Parametrization#
One of the most powerful features of the workflow is the ability to parametrize and tune its execution. Each sub-workflow (PH and ML) constrains a small set of locations where run parameters can be specified.
Input.yml files#
These files, placed within the workflow
folders of each sub-workflow, contain the pure MadMiner parameters,
as those values are directly injected into MadMiner Python invocations. These files are loaded upon the launch of
a Makefile
command, so there is no need to rebuild the workflow Docker image upon change.
They are grouped by the workflow step in which they get injected, although the specification of a certain parameter value on one step, may affect the definition of a different parameter in another step further-down the process.
For the full documentation about what these parameters represent, and what values can they take, please, visit the MadMiner documentation.
Makefile rules#
When running locally, via Yadage, there is a small set of parameters being defined at the Makefile
level.
These parameters can be found within the yadage-run
Makefile rule, and they affect either one of the sub-workflows:
In the case of the Physics sub-workflow:
input_file
: path to the input.yml file to use.num_procs_per_job
: number of parallel processes for the collision event generation.
In the case of the ML sub-workflow:
data_file
: path to the Physics sub-workflow events generated file.input_file
: path to the input.yml file to use.mlflow_args_s
: arguments to override the default sampling values.mlflow_args_t
: arguments to override the default training values.mlflow_args_e
: arguments to override the default evaluation values.

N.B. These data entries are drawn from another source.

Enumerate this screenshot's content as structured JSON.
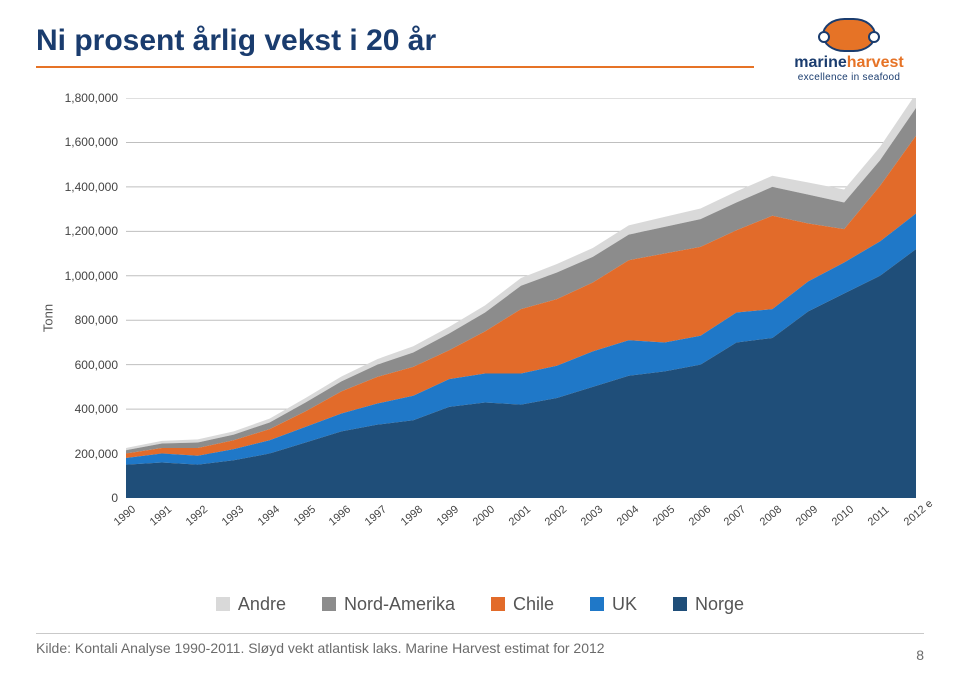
{
  "title": "Ni prosent årlig vekst i 20 år",
  "logo": {
    "name_a": "marine",
    "name_b": "harvest",
    "tagline": "excellence in seafood"
  },
  "chart": {
    "type": "stacked-area",
    "ylabel": "Tonn",
    "ylim": [
      0,
      1800000
    ],
    "ytick_step": 200000,
    "ytick_labels": [
      "0",
      "200,000",
      "400,000",
      "600,000",
      "800,000",
      "1,000,000",
      "1,200,000",
      "1,400,000",
      "1,600,000",
      "1,800,000"
    ],
    "x_categories": [
      "1990",
      "1991",
      "1992",
      "1993",
      "1994",
      "1995",
      "1996",
      "1997",
      "1998",
      "1999",
      "2000",
      "2001",
      "2002",
      "2003",
      "2004",
      "2005",
      "2006",
      "2007",
      "2008",
      "2009",
      "2010",
      "2011",
      "2012 e"
    ],
    "grid_color": "#bfbfbf",
    "background_color": "#ffffff",
    "series": [
      {
        "name": "Norge",
        "color": "#1f4e79",
        "values": [
          150000,
          160000,
          150000,
          170000,
          200000,
          250000,
          300000,
          330000,
          350000,
          410000,
          430000,
          420000,
          450000,
          500000,
          550000,
          570000,
          600000,
          700000,
          720000,
          840000,
          920000,
          1000000,
          1120000
        ]
      },
      {
        "name": "UK",
        "color": "#1f78c8",
        "values": [
          30000,
          40000,
          40000,
          50000,
          60000,
          70000,
          80000,
          95000,
          110000,
          125000,
          130000,
          140000,
          145000,
          160000,
          160000,
          130000,
          130000,
          135000,
          130000,
          135000,
          140000,
          155000,
          160000
        ]
      },
      {
        "name": "Chile",
        "color": "#e26b2a",
        "values": [
          20000,
          25000,
          35000,
          40000,
          50000,
          70000,
          100000,
          120000,
          130000,
          130000,
          190000,
          290000,
          300000,
          310000,
          360000,
          400000,
          400000,
          370000,
          420000,
          260000,
          150000,
          250000,
          350000
        ]
      },
      {
        "name": "Nord-Amerika",
        "color": "#8c8c8c",
        "values": [
          15000,
          20000,
          25000,
          25000,
          30000,
          40000,
          45000,
          55000,
          65000,
          75000,
          85000,
          105000,
          120000,
          115000,
          115000,
          120000,
          125000,
          125000,
          130000,
          130000,
          120000,
          115000,
          125000
        ]
      },
      {
        "name": "Andre",
        "color": "#d9d9d9",
        "values": [
          10000,
          12000,
          14000,
          15000,
          17000,
          20000,
          22000,
          25000,
          28000,
          30000,
          32000,
          35000,
          38000,
          40000,
          42000,
          45000,
          48000,
          50000,
          50000,
          55000,
          58000,
          60000,
          65000
        ]
      }
    ],
    "legend_order": [
      "Andre",
      "Nord-Amerika",
      "Chile",
      "UK",
      "Norge"
    ]
  },
  "source": "Kilde: Kontali Analyse 1990-2011. Sløyd vekt atlantisk laks. Marine Harvest estimat for 2012",
  "page_number": "8"
}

In order to override the default MLFlow-specific arguments (specified on the MLproject file),
change the mlflow_args_
parameters. For example, to override the MLFlow parameters of the sampling step:
yadage-run:
@yadage-run ... \
-p ... \
-p mlflow_args_s="test_split=0.5 nuisance_flag=0" \
-p ...
Reana.yml file#
When running the workflow on REANA (which is only available for the complete workflow), the same parameters that are
made available over the yadage-run
Makefile rule, are made available on the reana.yml
file within the
reana folder.
However, it is important to understand that some of these parameters (i.e. mlflow_server
and mlflow_user
),
are directly provided by the reana-run
Makefile rule, and must not be filled within the reana.yml
file.
In short, they must be left empty.